Re: Mixed Multinomial Logit with heterogeneity in means and variances

Posted: 06 Jun 2020, 16:43
by stephanehess
Hi

yes, this is very straightforward to do.

Let's use a simple example where you have that beta_cost follows a negative lognormal distribution, where we then estimate the parameters (mean and sd) of the Normal distribution of log(-beta_cost). Let's call these mu and sig and assume that mu is different for men and women, while sig is interacted continuously with income.
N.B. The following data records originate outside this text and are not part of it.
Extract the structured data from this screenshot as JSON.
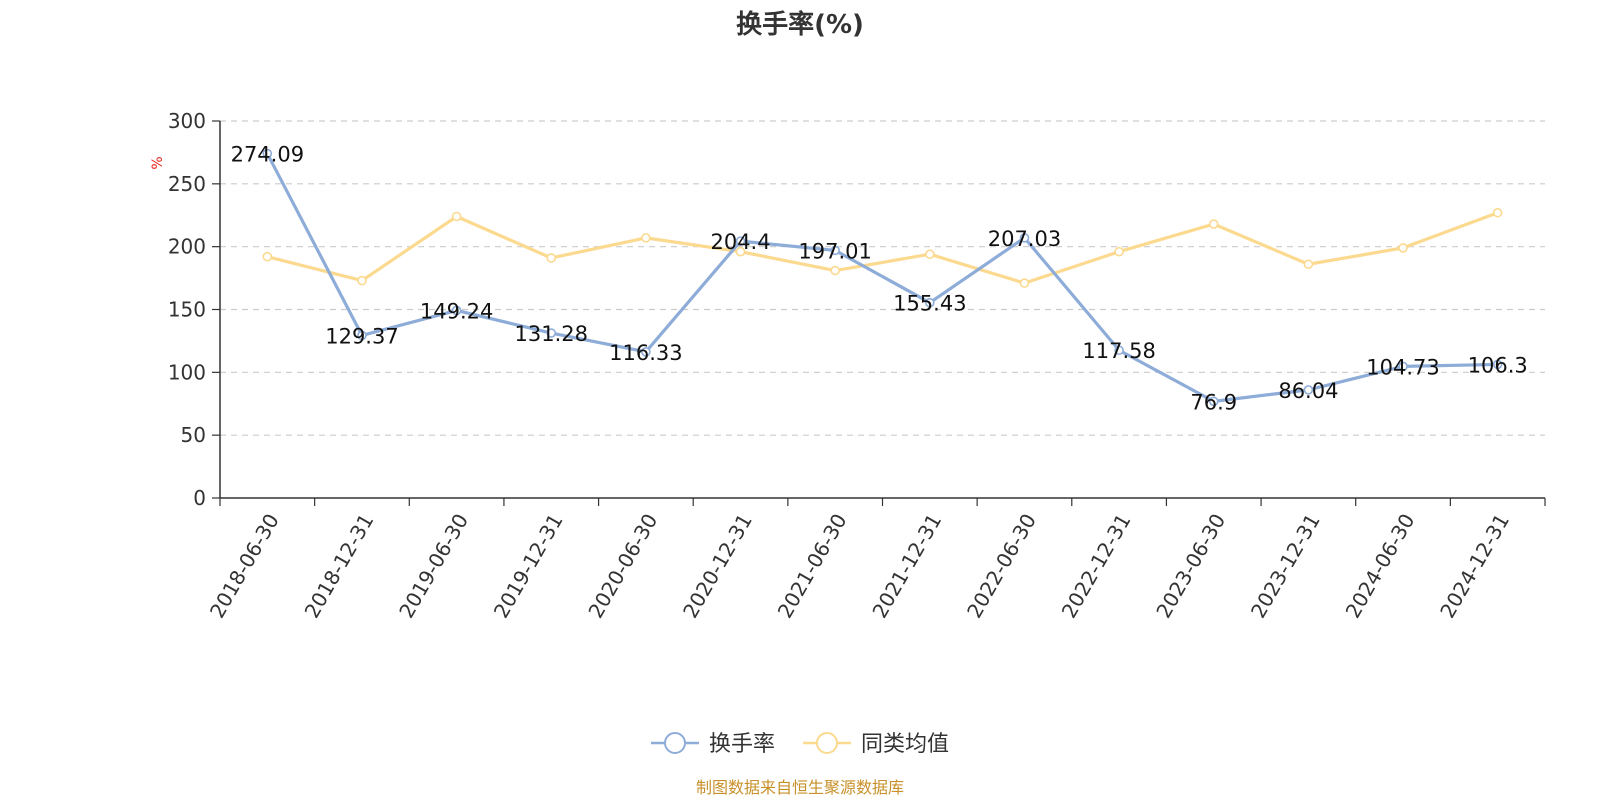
{
  "chart_data": {
    "type": "line",
    "title": "换手率(%)",
    "ylabel": "%",
    "xlabel": "",
    "ylim": [
      0,
      300
    ],
    "yticks": [
      0,
      50,
      100,
      150,
      200,
      250,
      300
    ],
    "grid": true,
    "legend_position": "bottom-center",
    "categories": [
      "2018-06-30",
      "2018-12-31",
      "2019-06-30",
      "2019-12-31",
      "2020-06-30",
      "2020-12-31",
      "2021-06-30",
      "2021-12-31",
      "2022-06-30",
      "2022-12-31",
      "2023-06-30",
      "2023-12-31",
      "2024-06-30",
      "2024-12-31"
    ],
    "series": [
      {
        "name": "换手率",
        "color": "#8eacd8",
        "show_labels": true,
        "values": [
          274.09,
          129.37,
          149.24,
          131.28,
          116.33,
          204.4,
          197.01,
          155.43,
          207.03,
          117.58,
          76.9,
          86.04,
          104.73,
          106.3
        ]
      },
      {
        "name": "同类均值",
        "color": "#fbd98f",
        "show_labels": false,
        "values": [
          192,
          173,
          224,
          191,
          207,
          196,
          181,
          194,
          171,
          196,
          218,
          186,
          199,
          227
        ]
      }
    ],
    "source": "制图数据来自恒生聚源数据库"
  }
}
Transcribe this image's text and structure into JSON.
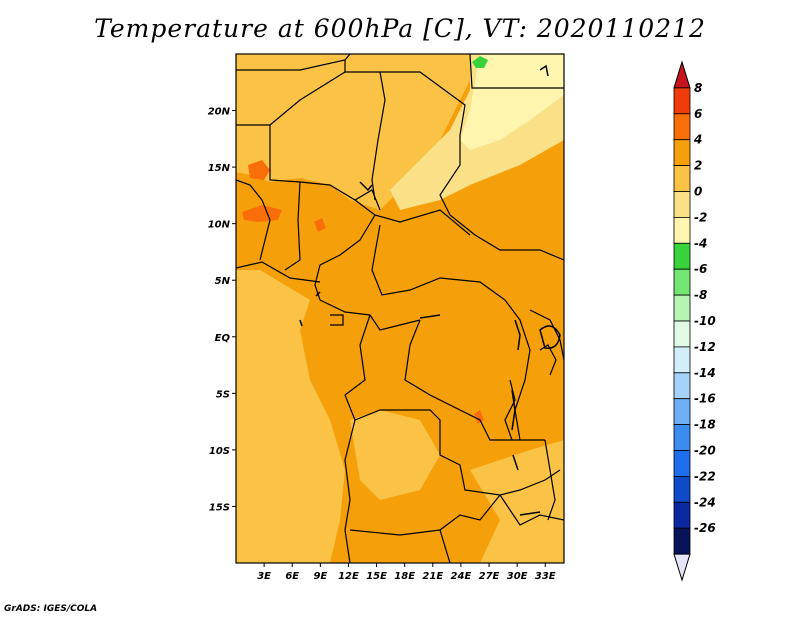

We could specify this as follows. Where I put ... is to add other things for your model. Here, I assume that you have variables in your data called male, female and income, and that the cost for the first alternative is cost_1:

Code: Select all

apollo_beta = c(mu_male    = 0,
                        mu_female = 0,
                        sig              = 0.1,
                        lambda_inc_sig = 0,
                        ...)

apollo_draws = list(
...
  interNormDraws = c("draws_beta_cost"...),
...
)

apollo_randCoeff = function(apollo_beta, apollo_inputs){
  randcoeff = list()

  randcoeff[["beta_cost"]] = -exp( mu_male * male + mu_female * female + sig * income ^ lambda_inc_sig * draws_beta_cost)
...

  return(randcoeff)
}

apollo_probabilities=function(apollo_beta, apollo_inputs, functionality="estimate"){

...
  V[['alt1']] = b_cost * cost_1 
...

Re: Mixed Multinomial Logit with heterogeneity in means and variances

Posted: 06 Jun 2020, 19:11
by LPowell
This is very helpful. Thank you for the fast reply.